5 Conclusions and Discussion

In this paper, we investigated if personal space invasion by a robot can be made more ‘smooth’ by introducing social gaze cues. We manipulated both personal space invasion and the use of social gaze cues, in a between-subjects set-up. To investigate the effects on the interaction dynamic, we measured distance to the robot, both of their lower body (using on-board sensors), and of their head (using a tracking system). To investigate the effects on the way in which the robot was perceived, we used a questionnaire with items on warmth, competence, and comfort.

We found significant main effects of our manipulations on the positioning dynamic; (1) participants increased their head distance after the approach more when the robot got close to them, i.e. conducted PSI, and (2) participants increased their lower body distance after the approach less when the robot gave a social gaze cue. This suggests that different aspects of people’s positioning dynamic reflect different things. One interpretation, that was further supported by our inductive analysis, is that the social gaze cue increases peoples’ feeling of safety, reducing the need to step back – and that people will lean back to ensure a comfortable interaction distance.
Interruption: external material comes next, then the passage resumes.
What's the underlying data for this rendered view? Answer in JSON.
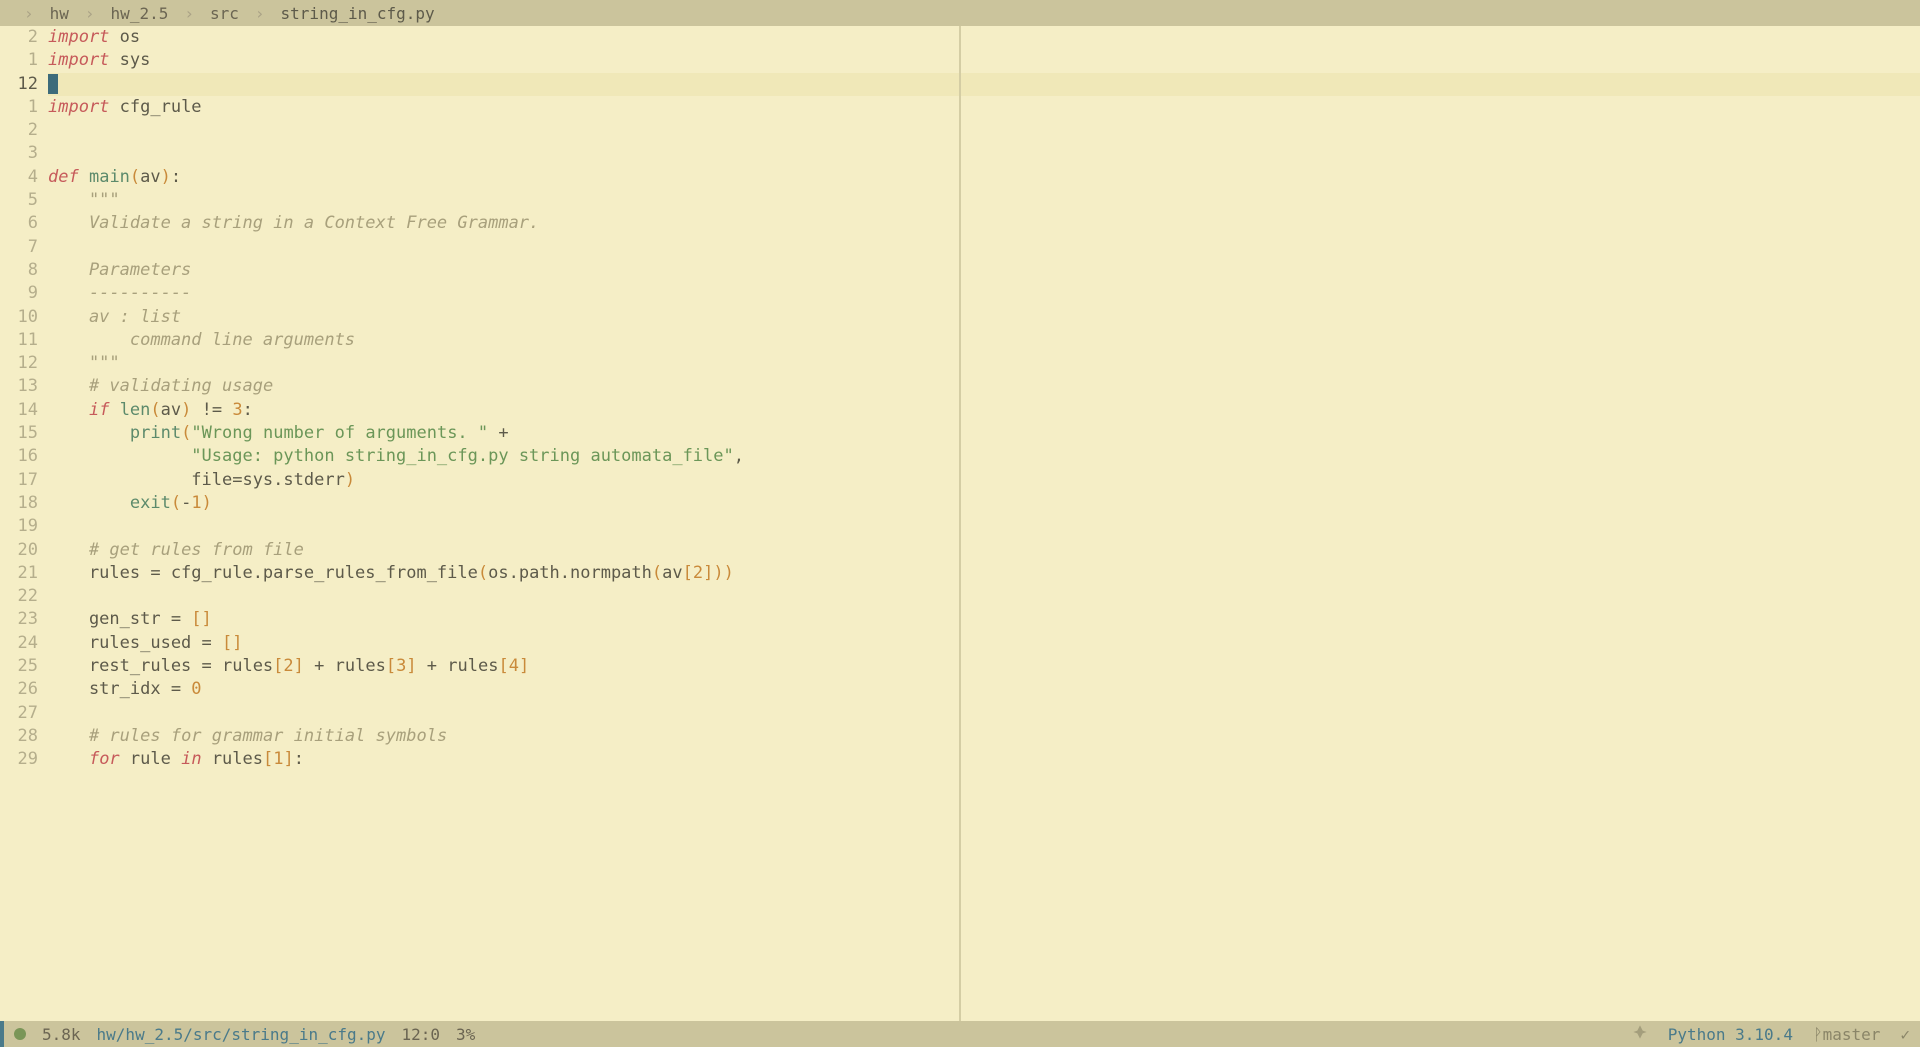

Given the richness of this kind of positioning data, and the promising results, a more comprehensive analysis of movement could be an interesting direction for future work. We found it valuable to find that the different sensors we used, on-board and a tracker, yielded different aspects of stepping away, focused on lower body and head, respectively. Beyond stepping away after an approach, there is a range of other movement aspects that could be extracted, e.g. stepping away during an approach, or orientation of body or head. When doing so, it would be important to keep limitations such as sensor noise in mind, and to avoid looking for significant results (which is also why we deliberately limited our own analysis).
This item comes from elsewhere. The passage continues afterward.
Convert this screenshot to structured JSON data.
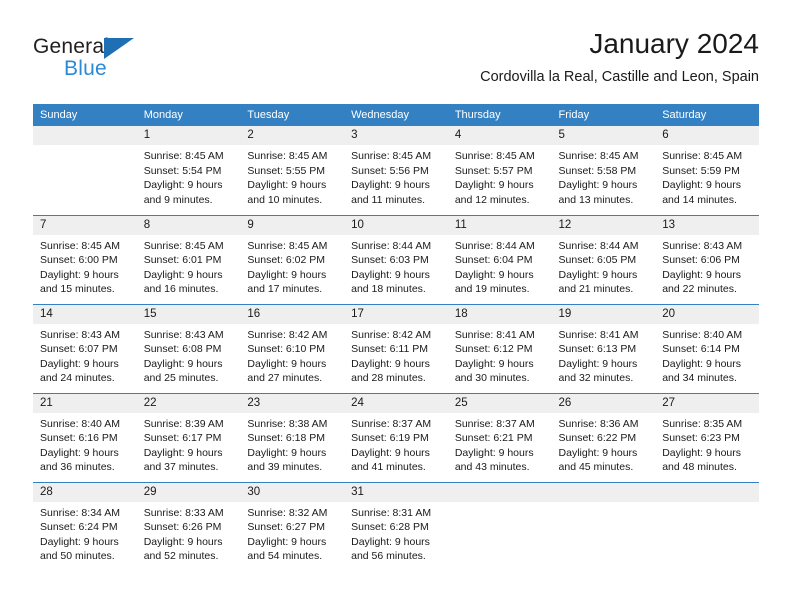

To our surprise, we found no significant effects of our manipulations on the questionnaire intended to measure the way in which participants perceived the robot – especially since the used approach distances were well above and below what is perceived as PSI in the literature, but also since we did find an effect on the interaction dynamic. A possible cause is that, during the experiment, the participants had sufficient space and time to adjust their position (by stepping back or to the side) and thus weaken the effect that the personal space invasion could have on them and their perception of the robot. This would be in line with our idea that aspects of the interaction dynamic can influence perception of PSI. Additionally, since our participants were not native in English, they may have missed some nuances in the meaning of different items, perceiving them as “similar” – for example Capable/Competent or Strange/Awkward. This would of course have an impact on the “strength” of these descriptors.

To further explore the perception of the robot, we conducted a qualitative analysis based on the semi-structured interviews, the open questions from the questionnaire, and the video recordings. We identified various categories in which the comments of our participants could be encoded, including discomfort and intentionality. While our findings were rich and qualitative (see Sect. 4.2), we will here discuss one specific pattern; when the social cue was signaled, there was a sense among participants that the robot was aware of their presence, and, as a result, participants would trust its actions more – also when it conducted PSI.

Overall, our findings show that social cues might indeed be used to make personal space invasion by a robot more smooth, especially in terms of the interaction dynamic and perceived safety.